Judge Joel Pearce likes to keep his back to the darkness.
Deep in the dark, your eyes will glow in light.
Before watching this Canadian documentary on cave diving, I knew almost nothing about the world's most dangerous sport. I knew that it was different than regular scuba diving, and that it's noted for being particularly dangerous. Unfortunately, this documentary has done little for me. Facing Darkness is too awkwardly assembled to be an effective introduction to cave diving, and not long enough to be an in-depth exploration, either.
Like most documentaries, Facing Darkness is a blend of interview footage and shots from on location. While the highlight of the documentary is certainly the beautiful underwater cinematography, the focus is normally on the divers themselves, as they discuss the history, terminology, experience, and dangers of the sport. They are a pleasant group of people, but I often found myself wishing they would stop talking and let me take in the beauty that they get to experience under the water.
Alas, we rarely get any more than a peek at this unusual underwater world. Facing Darkness focuses on the Florida springs, one of the most popular destinations for cave divers. They also discuss the cave diving in Mexico, which features the deepest caverns known to man. We only get to see footage from Florida, though, as the divers explore spring-fed caverns similar to the ones that provide the area with fresh drinking water.
The interviews are often interesting, and director Nathalie Lasselin has found some very capable divers and trainers to discuss the sport. They focus on danger and safety, since that is the most notable aspect of cave diving. In the sport's short history, over 300 divers have carelessly gone to their deaths, though the majority of those were in the 1970s and 1980s, before the diving community realized they would have to follow a different set of rules in the caverns. The rest of the interviews focus on rules, rules which must be followed to keep cave diving relatively safe.
In a documentary that only runs 45 minutes long, this repetition of danger and safety is the wrong focus. The chance of me ever actually cave diving is very slim. I don't need to have an in-depth picture of what mistakes could kill me. What I do want from Facing Darkness is a vicarious experience: I want to see what it looks like to go cave diving, since I will never experience it for myself. As I said earlier, we only ever get a fleeting glimpse of the real experience, so the documentary fails on that fundamental level. To make matters worse, Facing Darkness jumps from topic to topic with no real structure, preventing it from becoming an engaging story about cave diving.
Facing Darkness may be more interesting for people who are interested in taking the plunge, but have no idea what the sport entails. It does work as a cautionary warning of the danger, but also as an assurance that cautious, determined divers can proceed with cave diving in relative safety. For the rest of us, it is a reminder that we would be better off getting into a less rule-driven activity, like raising a Mogwai or starting up a Fight Club franchise.

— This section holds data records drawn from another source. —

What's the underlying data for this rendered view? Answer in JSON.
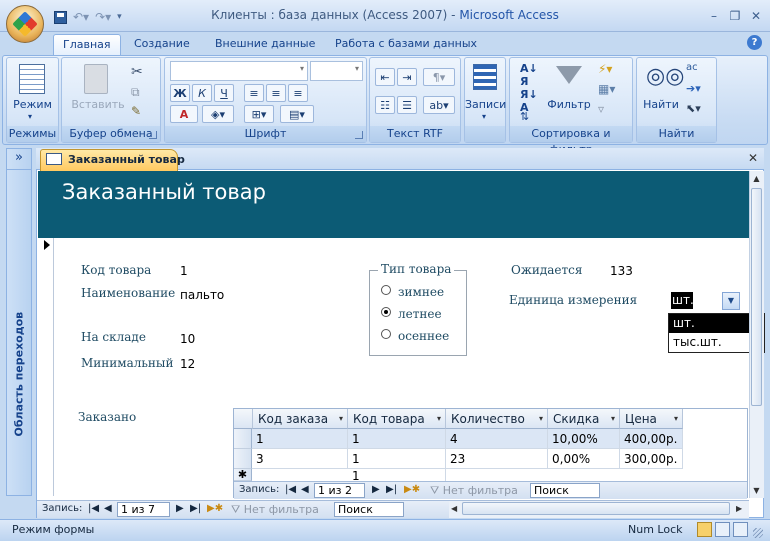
{
  "window": {
    "title_main": "Клиенты : база данных (Access 2007)",
    "title_sep": " - ",
    "title_app": "Microsoft Access",
    "qat": [
      "save-icon",
      "undo-icon",
      "redo-icon",
      "customize-icon"
    ]
  },
  "tabs": [
    "Главная",
    "Создание",
    "Внешние данные",
    "Работа с базами данных"
  ],
  "ribbon": {
    "groups": {
      "views": {
        "label": "Режимы",
        "button": "Режим"
      },
      "clipboard": {
        "label": "Буфер обмена",
        "paste": "Вставить"
      },
      "font": {
        "label": "Шрифт",
        "bold": "Ж",
        "italic": "К",
        "underline": "Ч",
        "fontcolor": "А"
      },
      "rtf": {
        "label": "Текст RTF"
      },
      "records": {
        "label": "",
        "button": "Записи"
      },
      "sort": {
        "label": "Сортировка и фильтр",
        "filter": "Фильтр"
      },
      "find": {
        "label": "Найти",
        "button": "Найти"
      }
    }
  },
  "nav_pane": {
    "label": "Область переходов",
    "chevron": "»"
  },
  "document": {
    "tab_label": "Заказанный товар",
    "header_title": "Заказанный товар",
    "fields": {
      "code_label": "Код товара",
      "code_value": "1",
      "name_label": "Наименование",
      "name_value": "пальто",
      "stock_label": "На складе",
      "stock_value": "10",
      "min_label": "Минимальный",
      "min_value": "12",
      "expected_label": "Ожидается",
      "expected_value": "133",
      "unit_label": "Единица измерения",
      "unit_value": "шт."
    },
    "type_group": {
      "title": "Тип товара",
      "options": [
        "зимнее",
        "летнее",
        "осеннее"
      ],
      "selected_index": 1
    },
    "unit_dropdown": [
      "шт.",
      "тыс.шт."
    ],
    "ordered_label": "Заказано",
    "subform": {
      "columns": [
        "Код заказа",
        "Код товара",
        "Количество",
        "Скидка",
        "Цена"
      ],
      "rows": [
        [
          "1",
          "1",
          "4",
          "10,00%",
          "400,00р."
        ],
        [
          "3",
          "1",
          "23",
          "0,00%",
          "300,00р."
        ]
      ],
      "new_row": [
        "",
        "1",
        "",
        "",
        ""
      ],
      "nav": {
        "records_label": "Запись:",
        "position": "1 из 2",
        "filter": "Нет фильтра",
        "search": "Поиск"
      }
    },
    "nav": {
      "records_label": "Запись:",
      "position": "1 из 7",
      "filter": "Нет фильтра",
      "search": "Поиск"
    }
  },
  "statusbar": {
    "mode": "Режим формы",
    "numlock": "Num Lock"
  }
}
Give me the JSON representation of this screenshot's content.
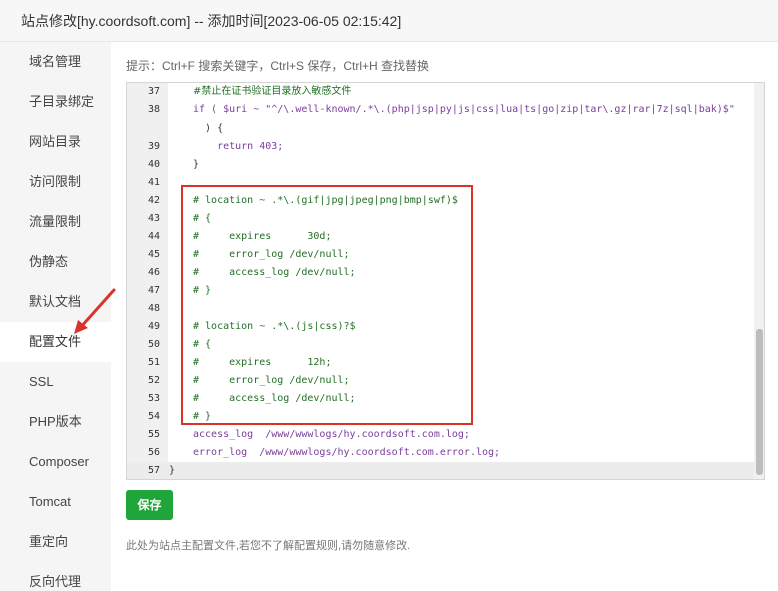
{
  "title": "站点修改[hy.coordsoft.com] -- 添加时间[2023-06-05 02:15:42]",
  "sidebar": {
    "items": [
      {
        "label": "域名管理"
      },
      {
        "label": "子目录绑定"
      },
      {
        "label": "网站目录"
      },
      {
        "label": "访问限制"
      },
      {
        "label": "流量限制"
      },
      {
        "label": "伪静态"
      },
      {
        "label": "默认文档"
      },
      {
        "label": "配置文件",
        "active": true
      },
      {
        "label": "SSL"
      },
      {
        "label": "PHP版本"
      },
      {
        "label": "Composer"
      },
      {
        "label": "Tomcat"
      },
      {
        "label": "重定向"
      },
      {
        "label": "反向代理"
      }
    ]
  },
  "hint": "提示：Ctrl+F 搜索关键字，Ctrl+S 保存，Ctrl+H 查找替换",
  "editor": {
    "lines": [
      {
        "num": "37",
        "text": "#禁止在证书验证目录放入敏感文件",
        "style": "comment"
      },
      {
        "num": "38",
        "text": "if ( $uri ~ \"^/\\.well-known/.*\\.(php|jsp|py|js|css|lua|ts|go|zip|tar\\.gz|rar|7z|sql|bak)$\"",
        "style": "if"
      },
      {
        "num": "",
        "text": "  ) {",
        "style": "plain"
      },
      {
        "num": "39",
        "text": "    return 403;",
        "style": "return"
      },
      {
        "num": "40",
        "text": "}",
        "style": "plain"
      },
      {
        "num": "41",
        "text": "",
        "style": "plain"
      },
      {
        "num": "42",
        "text": "# location ~ .*\\.(gif|jpg|jpeg|png|bmp|swf)$",
        "style": "comment"
      },
      {
        "num": "43",
        "text": "# {",
        "style": "comment"
      },
      {
        "num": "44",
        "text": "#     expires      30d;",
        "style": "comment"
      },
      {
        "num": "45",
        "text": "#     error_log /dev/null;",
        "style": "comment"
      },
      {
        "num": "46",
        "text": "#     access_log /dev/null;",
        "style": "comment"
      },
      {
        "num": "47",
        "text": "# }",
        "style": "comment"
      },
      {
        "num": "48",
        "text": "",
        "style": "plain"
      },
      {
        "num": "49",
        "text": "# location ~ .*\\.(js|css)?$",
        "style": "comment"
      },
      {
        "num": "50",
        "text": "# {",
        "style": "comment"
      },
      {
        "num": "51",
        "text": "#     expires      12h;",
        "style": "comment"
      },
      {
        "num": "52",
        "text": "#     error_log /dev/null;",
        "style": "comment"
      },
      {
        "num": "53",
        "text": "#     access_log /dev/null;",
        "style": "comment"
      },
      {
        "num": "54",
        "text": "# }",
        "style": "comment"
      },
      {
        "num": "55",
        "text": "access_log  /www/wwwlogs/hy.coordsoft.com.log;",
        "style": "directive"
      },
      {
        "num": "56",
        "text": "error_log  /www/wwwlogs/hy.coordsoft.com.error.log;",
        "style": "directive"
      },
      {
        "num": "57",
        "text": "}",
        "style": "active"
      }
    ]
  },
  "save_label": "保存",
  "footer_note": "此处为站点主配置文件,若您不了解配置规则,请勿随意修改.",
  "colors": {
    "accent": "#20a53a",
    "highlight_border": "#d9342b",
    "comment": "#236e25",
    "keyword": "#7a3e9d"
  }
}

The DVD is also a bit of a disappointment. With recent filming technology and an only 45 minute long film to cram onto the disc, I was hoping for a high quality video transfer to show off the underwater cinematography. On a small display, it does look good, but a number of transfer flaws are revealed on a high quality display. Juttering, jagged diagonal lines, and blurring prevent the underwater sequences from looking great. The sound, presented in 5.1, does capture the voices of the subjects well, and push the music deep into the background where it belongs.
There are a few extras on the disc. There is some additional manatee footage, but no additional or uncut footage of cave diving, which I had hoped to find. There are some profiles, both of the film crew and the divers that have been interviewed. Beyond that, all we really get are trailers, some sample music tracks, and some text information about cave diving.
Ultimately, I can't recommend Facing Darkness to many people. If you know nothing about cave diving but think it might be for you, this would be a relatively safe introduction. Still, it wouldn't be as good an introduction as talking to some experts and guides, getting into the water yourself. If, like me, you have no interest in cave diving, this documentary doesn't teach enough or weave a compelling story to make it worth watching. It's a shame, too, because Lasselin's cinematography is clearly world-class. It's just not used to great effect here.
Facing Darkness is ordered to get out of the water before it gets itself killed.